BLOOD LOSS
A Love Story of AIDS, Activism, and Art
by Keiko Lane
Duke University Press. 312 pages, $26.95
There have been many books and memoirs written about the AIDS crisis, but few are as well-written and moving as Keiko Lane’s Blood Loss. As a sixteen-year-old Okinawan-American teenager in Los Angeles in 1991, Keiko Lane joined Queer Nation and ACT UP. She was drawn to the edginess and immediacy of those organizations and the queer men and women who filled them. In stunning prose, Lane describes the struggles of her friends and comrades, their bravery, their terror, their anger. In the process of helping them and loving them, she discovers herself. Now, decades later, she addresses what she calls “the problem of memory,” and does so with exquisite skill and extraordinary honesty. “I remember the feelings,” she tells us simply, and her memory does not fail.
One of the remarkable things about Lane’s story is her lack of hesitation at such a young age. She inserts herself into the lives of some of her ailing colleagues and their political actions without fear or second-guessing, and describes with intimate detail what she calls, in an evocative phrase, “the ferocity of queer commitments.” Her descriptions are riveting and sometimes painful to read, but they are essential, for the agony of queer bodies at the time is something that cannot be forgotten. Through her involvement in these organizations and the lives and deaths of her comrades, she tells us, she was “saving herself.” We see in her scorching prose as a teenager becoming an adult, observing, feeling, loving, losing love. We see her witnessing, and surviving.

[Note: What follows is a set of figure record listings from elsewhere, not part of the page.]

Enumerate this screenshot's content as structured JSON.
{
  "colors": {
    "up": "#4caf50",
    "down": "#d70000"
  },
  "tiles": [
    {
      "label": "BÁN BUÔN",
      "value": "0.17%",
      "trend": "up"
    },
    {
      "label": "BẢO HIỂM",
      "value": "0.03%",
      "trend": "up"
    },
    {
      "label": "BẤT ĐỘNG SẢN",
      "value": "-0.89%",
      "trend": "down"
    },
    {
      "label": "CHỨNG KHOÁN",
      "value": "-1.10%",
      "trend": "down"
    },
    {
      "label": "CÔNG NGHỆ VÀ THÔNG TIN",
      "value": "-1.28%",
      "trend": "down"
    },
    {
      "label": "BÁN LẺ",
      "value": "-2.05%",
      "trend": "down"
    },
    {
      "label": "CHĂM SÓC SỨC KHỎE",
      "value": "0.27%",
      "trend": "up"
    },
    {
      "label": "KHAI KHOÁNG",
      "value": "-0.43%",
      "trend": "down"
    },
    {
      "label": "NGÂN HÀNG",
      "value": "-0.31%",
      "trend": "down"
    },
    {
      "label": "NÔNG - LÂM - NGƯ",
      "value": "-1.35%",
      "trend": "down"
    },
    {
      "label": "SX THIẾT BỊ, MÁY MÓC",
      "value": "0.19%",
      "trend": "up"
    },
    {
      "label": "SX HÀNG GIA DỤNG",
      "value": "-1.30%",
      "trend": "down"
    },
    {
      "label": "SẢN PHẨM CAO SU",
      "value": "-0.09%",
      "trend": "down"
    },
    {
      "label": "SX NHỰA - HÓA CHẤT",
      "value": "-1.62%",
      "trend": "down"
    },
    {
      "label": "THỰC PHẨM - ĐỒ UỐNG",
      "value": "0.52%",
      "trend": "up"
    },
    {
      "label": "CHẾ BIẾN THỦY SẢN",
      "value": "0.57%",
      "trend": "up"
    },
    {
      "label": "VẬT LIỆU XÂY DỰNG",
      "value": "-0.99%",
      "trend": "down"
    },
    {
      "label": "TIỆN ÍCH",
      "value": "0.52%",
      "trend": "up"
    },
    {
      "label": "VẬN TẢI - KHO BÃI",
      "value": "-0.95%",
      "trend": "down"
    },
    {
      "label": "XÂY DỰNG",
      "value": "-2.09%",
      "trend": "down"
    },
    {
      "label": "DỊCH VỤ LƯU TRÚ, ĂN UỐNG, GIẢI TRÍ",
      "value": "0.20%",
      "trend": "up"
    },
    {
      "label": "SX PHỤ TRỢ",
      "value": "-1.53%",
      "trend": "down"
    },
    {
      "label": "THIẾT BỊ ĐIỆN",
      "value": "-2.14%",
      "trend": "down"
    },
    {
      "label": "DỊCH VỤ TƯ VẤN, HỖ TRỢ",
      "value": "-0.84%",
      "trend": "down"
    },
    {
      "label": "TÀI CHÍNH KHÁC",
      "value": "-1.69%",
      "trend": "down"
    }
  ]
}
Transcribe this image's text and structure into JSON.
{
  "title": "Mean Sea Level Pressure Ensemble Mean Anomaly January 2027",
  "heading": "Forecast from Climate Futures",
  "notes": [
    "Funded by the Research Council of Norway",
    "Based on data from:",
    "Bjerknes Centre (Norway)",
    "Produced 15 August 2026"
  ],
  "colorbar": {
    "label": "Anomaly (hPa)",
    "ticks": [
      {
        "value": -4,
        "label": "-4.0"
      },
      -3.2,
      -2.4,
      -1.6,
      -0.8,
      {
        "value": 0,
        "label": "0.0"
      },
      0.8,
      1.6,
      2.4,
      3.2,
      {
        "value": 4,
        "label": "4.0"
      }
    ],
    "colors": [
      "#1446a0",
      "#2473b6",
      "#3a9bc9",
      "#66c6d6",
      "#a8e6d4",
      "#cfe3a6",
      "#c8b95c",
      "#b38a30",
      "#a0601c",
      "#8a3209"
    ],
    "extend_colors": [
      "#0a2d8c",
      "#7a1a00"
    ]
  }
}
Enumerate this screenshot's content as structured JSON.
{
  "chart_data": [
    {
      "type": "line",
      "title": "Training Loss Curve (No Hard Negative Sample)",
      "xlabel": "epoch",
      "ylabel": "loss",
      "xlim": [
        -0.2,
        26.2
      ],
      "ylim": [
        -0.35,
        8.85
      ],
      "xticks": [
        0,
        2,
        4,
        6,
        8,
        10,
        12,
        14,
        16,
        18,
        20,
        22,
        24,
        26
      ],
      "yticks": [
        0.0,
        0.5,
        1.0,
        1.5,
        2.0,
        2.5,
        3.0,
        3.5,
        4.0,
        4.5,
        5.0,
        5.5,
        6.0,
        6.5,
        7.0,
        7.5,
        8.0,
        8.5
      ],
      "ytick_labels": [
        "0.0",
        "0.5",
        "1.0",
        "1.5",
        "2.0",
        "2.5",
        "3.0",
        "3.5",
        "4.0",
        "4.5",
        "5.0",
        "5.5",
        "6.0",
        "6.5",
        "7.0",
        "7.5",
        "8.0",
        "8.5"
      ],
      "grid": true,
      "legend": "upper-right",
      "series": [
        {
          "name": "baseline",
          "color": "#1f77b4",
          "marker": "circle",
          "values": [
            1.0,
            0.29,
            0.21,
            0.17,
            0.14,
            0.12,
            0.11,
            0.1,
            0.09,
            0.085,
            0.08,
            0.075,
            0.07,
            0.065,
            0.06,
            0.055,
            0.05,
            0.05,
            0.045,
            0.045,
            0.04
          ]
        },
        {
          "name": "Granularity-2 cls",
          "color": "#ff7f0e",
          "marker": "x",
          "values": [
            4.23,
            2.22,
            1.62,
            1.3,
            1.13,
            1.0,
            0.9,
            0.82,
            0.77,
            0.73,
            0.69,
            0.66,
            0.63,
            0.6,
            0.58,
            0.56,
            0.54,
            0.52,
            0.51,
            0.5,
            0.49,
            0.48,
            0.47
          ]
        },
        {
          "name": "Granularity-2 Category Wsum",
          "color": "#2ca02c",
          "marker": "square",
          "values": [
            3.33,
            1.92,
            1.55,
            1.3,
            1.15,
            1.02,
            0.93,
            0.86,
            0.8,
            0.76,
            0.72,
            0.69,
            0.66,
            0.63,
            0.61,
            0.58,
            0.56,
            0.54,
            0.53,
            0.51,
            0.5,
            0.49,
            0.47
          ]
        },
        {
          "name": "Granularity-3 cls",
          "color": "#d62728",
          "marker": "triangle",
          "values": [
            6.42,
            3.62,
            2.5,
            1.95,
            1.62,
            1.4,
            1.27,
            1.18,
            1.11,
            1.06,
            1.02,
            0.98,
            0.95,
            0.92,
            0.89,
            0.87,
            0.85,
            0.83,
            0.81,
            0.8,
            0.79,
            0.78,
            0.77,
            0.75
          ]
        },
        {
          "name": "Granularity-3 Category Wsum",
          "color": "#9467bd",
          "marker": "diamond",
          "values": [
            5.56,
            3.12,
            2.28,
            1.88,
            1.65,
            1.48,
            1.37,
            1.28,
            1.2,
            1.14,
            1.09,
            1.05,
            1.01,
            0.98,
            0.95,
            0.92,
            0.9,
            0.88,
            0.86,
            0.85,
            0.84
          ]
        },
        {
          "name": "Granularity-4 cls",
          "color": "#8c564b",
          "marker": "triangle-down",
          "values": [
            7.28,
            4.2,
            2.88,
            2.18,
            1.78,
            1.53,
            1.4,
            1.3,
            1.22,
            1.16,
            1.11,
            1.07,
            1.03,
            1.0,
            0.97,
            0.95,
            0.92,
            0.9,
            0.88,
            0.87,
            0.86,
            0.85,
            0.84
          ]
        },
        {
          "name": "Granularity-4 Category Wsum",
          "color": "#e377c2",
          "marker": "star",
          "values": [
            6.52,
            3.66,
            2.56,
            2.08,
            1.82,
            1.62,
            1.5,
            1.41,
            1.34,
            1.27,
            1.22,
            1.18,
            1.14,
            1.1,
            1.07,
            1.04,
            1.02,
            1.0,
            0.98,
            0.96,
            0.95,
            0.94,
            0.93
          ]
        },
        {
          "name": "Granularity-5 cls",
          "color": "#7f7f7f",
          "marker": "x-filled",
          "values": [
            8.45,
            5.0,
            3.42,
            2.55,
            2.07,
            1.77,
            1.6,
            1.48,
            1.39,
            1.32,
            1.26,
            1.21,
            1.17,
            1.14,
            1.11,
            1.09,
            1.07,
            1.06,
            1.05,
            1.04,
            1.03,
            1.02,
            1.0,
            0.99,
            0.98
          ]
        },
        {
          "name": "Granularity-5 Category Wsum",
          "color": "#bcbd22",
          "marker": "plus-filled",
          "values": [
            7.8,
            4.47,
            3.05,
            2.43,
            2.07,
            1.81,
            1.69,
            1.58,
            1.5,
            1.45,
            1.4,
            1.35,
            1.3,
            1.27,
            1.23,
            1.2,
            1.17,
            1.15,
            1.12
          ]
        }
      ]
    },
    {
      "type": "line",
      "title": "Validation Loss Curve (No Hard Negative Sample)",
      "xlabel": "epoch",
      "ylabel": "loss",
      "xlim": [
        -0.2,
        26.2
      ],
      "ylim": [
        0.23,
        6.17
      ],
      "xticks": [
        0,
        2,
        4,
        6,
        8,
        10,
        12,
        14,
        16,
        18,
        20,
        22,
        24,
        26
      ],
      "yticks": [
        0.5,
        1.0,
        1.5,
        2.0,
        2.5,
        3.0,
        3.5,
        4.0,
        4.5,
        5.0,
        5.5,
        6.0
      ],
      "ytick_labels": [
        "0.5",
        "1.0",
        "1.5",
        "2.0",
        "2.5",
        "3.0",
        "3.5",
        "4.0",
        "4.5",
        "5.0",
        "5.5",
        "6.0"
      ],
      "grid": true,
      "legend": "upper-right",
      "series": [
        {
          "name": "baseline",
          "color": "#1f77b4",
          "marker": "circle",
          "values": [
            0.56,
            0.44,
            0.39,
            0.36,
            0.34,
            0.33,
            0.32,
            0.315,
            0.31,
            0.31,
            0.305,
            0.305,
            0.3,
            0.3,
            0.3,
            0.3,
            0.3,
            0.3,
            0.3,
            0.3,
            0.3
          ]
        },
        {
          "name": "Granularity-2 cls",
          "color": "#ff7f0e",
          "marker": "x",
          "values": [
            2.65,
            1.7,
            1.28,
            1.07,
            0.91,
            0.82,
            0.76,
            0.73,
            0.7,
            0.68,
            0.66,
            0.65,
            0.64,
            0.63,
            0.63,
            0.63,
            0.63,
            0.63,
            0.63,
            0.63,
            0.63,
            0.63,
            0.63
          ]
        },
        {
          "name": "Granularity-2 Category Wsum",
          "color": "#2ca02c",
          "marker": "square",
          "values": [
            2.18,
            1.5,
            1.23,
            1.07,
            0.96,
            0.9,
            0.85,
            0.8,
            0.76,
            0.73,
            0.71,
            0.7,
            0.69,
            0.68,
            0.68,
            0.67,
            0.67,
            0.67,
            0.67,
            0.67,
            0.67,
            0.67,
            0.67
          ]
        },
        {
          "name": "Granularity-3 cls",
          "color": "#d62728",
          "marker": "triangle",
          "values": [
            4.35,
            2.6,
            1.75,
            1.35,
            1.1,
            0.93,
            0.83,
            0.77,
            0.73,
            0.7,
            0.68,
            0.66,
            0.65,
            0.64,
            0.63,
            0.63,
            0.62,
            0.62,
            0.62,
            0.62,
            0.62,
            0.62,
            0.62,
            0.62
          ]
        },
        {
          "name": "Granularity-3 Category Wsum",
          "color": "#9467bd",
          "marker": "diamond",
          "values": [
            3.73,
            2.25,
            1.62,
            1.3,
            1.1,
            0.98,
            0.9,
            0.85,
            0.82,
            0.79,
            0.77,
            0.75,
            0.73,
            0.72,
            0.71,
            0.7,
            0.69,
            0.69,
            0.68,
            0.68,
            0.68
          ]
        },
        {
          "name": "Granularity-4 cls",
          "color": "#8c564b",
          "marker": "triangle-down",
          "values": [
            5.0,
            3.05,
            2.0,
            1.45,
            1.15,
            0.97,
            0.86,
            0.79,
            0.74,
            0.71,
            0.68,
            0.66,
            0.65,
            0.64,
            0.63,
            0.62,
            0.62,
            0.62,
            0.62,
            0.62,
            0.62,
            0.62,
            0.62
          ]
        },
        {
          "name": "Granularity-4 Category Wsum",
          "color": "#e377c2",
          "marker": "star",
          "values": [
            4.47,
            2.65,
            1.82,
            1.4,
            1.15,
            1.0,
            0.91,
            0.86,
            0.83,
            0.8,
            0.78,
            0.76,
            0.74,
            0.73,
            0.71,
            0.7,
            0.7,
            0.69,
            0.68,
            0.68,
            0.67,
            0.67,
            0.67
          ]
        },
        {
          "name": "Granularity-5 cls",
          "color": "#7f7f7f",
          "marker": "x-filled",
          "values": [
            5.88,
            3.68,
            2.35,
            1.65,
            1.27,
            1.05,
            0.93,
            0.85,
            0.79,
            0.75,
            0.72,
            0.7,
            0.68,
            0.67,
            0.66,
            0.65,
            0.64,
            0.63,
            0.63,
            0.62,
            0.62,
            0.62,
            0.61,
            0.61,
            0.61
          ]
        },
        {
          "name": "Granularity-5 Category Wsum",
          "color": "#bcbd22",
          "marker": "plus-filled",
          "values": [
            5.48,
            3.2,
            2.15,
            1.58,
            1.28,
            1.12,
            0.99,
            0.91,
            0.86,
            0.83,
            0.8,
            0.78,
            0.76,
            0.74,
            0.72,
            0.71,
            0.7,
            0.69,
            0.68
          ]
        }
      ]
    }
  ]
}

What Keiko Lane ultimately shows us, and with great skill, is that truth—the difficult, bloody, gritty truth—is beautiful, as Keats famously maintained, no matter what is being revealed. This is a memoir that deserves to be widely read.
H N Hirsch
LONG LIVE QUEER NIGHTLIFE
How the Closing of Gay Bars Sparked a Revolution
by Amin Ghaziani
Princeton Univ. Press. 288 pages, $29.95
Stories about the decline of the gay bar had led Amin Ghaziani to expect his sabbatical in London in 2018 to be a dull affair. He was surprised to discover that queer nightlife was more lively, and more nuanced, than the drastic headlines would suggest. The big city still offers plenty of options for LGBT people out looking for fun. Endowed with research grants, Ghaziani, an American sociology professor at the University of British Columbia, interviewed 112 Londoners—from city officials to party organizers to party goers—over a period of several years. The result is a beautiful book replete with attractive photographs of London’s club scene just before the pandemic.
Ghaziani argues that LGBT nightlife has partially shifted from the “bar scene” to thematic parties, or club nights, that cater to segments hitherto underserved by established bars. The bars’ heavy fixed-cost business model has given way to initiatives that rent out spaces (and their liquor license) by the night, and get the word out through social media. Ghaziani sees this trend as subversive and anti-capitalist, though I think it could also be seen as an example of Schumpeter’s “creative destruction,” exemplifying a gig economy dynamic. The more segmented, flexible market allows a variety of spaces to flourish that focus on the many subcultures that make up the mosaic of British society and its queer community.
That said, I was struck by the extent to which Ghaziani highlighted the specifically racial and ethnic characteristics of these LGBT events. At times in his interviews he seems to challenge some people’s claims that ethnicity was unimportant. When one man repeatedly states that “I just see myself as British,” Ghaziani seems determined to dismiss his efforts to distance himself from an ethnic category, commenting: “I wonder if our need to belong is so deep and so fundamental that it can motivate some who are multiracial to identify as White.” On the other hand, there is a curious deficit in this book of talk about sex, which is, after all, a lot of what “queer nightlife” is about.